The drop in the number of travel companies who failed to renew their Atol licences at the end of March is representative of a switch away from dynamic packaging, consolidation and retirements, industry experts say.
Double the number of Atol holders failed to renew licences at the end of March compared with a year ago, but senior industry sources describe the numbers as not unusual especially in the circumstances.
A senior industry source told Travel Weekly: “There are more [non-renewals and late renewals] than normal, but not hugely more.

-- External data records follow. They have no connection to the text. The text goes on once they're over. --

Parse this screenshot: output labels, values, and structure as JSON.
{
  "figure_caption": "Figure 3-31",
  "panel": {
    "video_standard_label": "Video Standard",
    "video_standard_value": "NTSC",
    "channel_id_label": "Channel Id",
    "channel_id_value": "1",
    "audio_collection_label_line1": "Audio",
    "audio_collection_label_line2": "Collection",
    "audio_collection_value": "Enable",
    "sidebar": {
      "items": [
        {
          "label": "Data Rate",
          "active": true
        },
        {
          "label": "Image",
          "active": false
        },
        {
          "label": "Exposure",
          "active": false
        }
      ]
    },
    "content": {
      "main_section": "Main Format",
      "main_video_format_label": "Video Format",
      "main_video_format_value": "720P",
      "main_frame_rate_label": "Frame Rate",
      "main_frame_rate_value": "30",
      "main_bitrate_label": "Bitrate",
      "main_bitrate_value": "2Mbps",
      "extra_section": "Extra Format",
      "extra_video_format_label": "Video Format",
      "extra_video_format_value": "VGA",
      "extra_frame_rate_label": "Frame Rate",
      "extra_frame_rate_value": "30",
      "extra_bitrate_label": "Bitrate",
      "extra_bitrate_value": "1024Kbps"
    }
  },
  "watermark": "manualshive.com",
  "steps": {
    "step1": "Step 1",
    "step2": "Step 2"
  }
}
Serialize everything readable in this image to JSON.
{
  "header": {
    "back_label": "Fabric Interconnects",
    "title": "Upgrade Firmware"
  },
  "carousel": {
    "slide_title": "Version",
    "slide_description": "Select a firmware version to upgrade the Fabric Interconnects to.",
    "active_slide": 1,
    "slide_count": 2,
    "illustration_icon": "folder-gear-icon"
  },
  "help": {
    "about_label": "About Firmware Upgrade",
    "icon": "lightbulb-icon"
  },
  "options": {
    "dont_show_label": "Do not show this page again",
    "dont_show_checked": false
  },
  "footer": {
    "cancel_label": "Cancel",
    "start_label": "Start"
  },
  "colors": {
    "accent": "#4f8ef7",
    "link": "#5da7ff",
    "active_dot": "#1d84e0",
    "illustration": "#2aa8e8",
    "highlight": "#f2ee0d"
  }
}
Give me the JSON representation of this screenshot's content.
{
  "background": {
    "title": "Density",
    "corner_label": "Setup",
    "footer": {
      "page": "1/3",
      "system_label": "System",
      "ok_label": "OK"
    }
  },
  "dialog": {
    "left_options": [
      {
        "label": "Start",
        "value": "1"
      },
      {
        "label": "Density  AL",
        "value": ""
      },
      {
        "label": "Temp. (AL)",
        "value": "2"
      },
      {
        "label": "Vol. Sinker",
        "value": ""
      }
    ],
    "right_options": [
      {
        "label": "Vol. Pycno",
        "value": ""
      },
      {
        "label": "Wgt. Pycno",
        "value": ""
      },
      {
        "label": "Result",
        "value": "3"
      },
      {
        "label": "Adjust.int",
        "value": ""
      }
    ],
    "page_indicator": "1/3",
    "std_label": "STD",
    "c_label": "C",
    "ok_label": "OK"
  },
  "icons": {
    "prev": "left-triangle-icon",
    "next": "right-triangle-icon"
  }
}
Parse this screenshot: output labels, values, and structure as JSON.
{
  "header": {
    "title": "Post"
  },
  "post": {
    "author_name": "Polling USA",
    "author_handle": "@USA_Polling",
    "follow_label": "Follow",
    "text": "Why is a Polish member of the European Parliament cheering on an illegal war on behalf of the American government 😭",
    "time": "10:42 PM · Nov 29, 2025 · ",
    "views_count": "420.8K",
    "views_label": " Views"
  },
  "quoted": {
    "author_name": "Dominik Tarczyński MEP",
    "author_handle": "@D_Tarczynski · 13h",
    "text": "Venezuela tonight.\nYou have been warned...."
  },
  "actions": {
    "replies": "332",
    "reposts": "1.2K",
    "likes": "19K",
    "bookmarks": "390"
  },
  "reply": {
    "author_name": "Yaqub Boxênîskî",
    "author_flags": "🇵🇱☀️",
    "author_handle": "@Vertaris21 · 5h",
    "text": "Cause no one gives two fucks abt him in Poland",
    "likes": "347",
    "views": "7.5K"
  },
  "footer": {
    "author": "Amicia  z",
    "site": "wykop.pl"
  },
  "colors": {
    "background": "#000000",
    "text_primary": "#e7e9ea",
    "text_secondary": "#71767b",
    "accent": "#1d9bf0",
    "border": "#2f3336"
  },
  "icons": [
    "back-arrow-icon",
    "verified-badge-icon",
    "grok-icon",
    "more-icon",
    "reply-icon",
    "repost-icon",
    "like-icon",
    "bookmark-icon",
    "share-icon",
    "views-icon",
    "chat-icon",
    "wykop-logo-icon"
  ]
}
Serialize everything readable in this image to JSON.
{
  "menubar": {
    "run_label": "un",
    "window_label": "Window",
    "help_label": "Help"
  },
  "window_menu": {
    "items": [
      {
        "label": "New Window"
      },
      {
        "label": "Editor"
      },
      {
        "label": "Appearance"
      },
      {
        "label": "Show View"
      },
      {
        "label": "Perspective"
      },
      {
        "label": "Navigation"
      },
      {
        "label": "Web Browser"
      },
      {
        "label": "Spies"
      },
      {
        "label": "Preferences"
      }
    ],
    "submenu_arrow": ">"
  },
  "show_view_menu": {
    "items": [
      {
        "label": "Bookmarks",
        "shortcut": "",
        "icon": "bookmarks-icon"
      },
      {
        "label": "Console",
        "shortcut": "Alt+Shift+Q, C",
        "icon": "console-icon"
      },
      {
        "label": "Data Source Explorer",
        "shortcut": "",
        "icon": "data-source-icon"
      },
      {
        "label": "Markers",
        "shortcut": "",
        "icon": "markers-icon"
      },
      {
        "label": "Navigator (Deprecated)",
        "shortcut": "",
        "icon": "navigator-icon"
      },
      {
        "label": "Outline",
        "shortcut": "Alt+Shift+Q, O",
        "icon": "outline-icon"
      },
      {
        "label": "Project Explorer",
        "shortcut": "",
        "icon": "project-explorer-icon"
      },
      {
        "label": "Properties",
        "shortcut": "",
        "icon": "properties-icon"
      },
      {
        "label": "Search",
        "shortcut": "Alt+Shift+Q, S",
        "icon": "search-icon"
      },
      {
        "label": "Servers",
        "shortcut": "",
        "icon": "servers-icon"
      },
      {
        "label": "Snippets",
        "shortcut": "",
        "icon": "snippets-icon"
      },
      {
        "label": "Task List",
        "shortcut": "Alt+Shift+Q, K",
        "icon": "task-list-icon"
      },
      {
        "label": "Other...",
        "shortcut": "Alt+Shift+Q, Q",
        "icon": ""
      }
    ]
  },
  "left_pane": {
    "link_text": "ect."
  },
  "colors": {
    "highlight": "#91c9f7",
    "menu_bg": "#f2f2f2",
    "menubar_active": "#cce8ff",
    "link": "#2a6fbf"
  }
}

“There is a lot of consolidation and retirements [and] a huge number of people found it impossible to make projections and were worried about putting in the application. Most on the [late renewals] list will renew. The CAA is trying to keep as many people as possible on track.”
However, the source warned: “Some people are running out of steam. If we lose the summer we’ll have a long list of late renewals in September.”
Alan Bowen, legal advisor to the Association of Atol companies, agreed: “There are more this year than last. [But] a lot of those which haven’t renewed were doing dynamic packaging using Ryanair, got burned and have gone back to being agents.” He added: “A lot of companies don’t need trade Atols anymore to save VAT.”
The number of Atols which expired on March 31 doubled to 99, up from 55 in March 2020, and the number failing to renew on time and awaiting confirmation rose from 46 to 89.
The CAA confirmed 554 of the 742 licence renewal applications were renewed, with 13% of the total not applying to renew compared with 7% 12 months ago. The regulator noted 23 of the non-renewed licences were Atol to Atol.
The proportion awaiting renewal (12%) was also double the 6% rate of March 2020. However, the CAA said half of these licence holders (44) had submitted applications within the last 10 business days of March.
Head of Atol licensing Michael Budge said the CAA had focused on “ensuring the appropriate protection of advance customer monies and requiring Atol holders to maintain adequate liquidity”.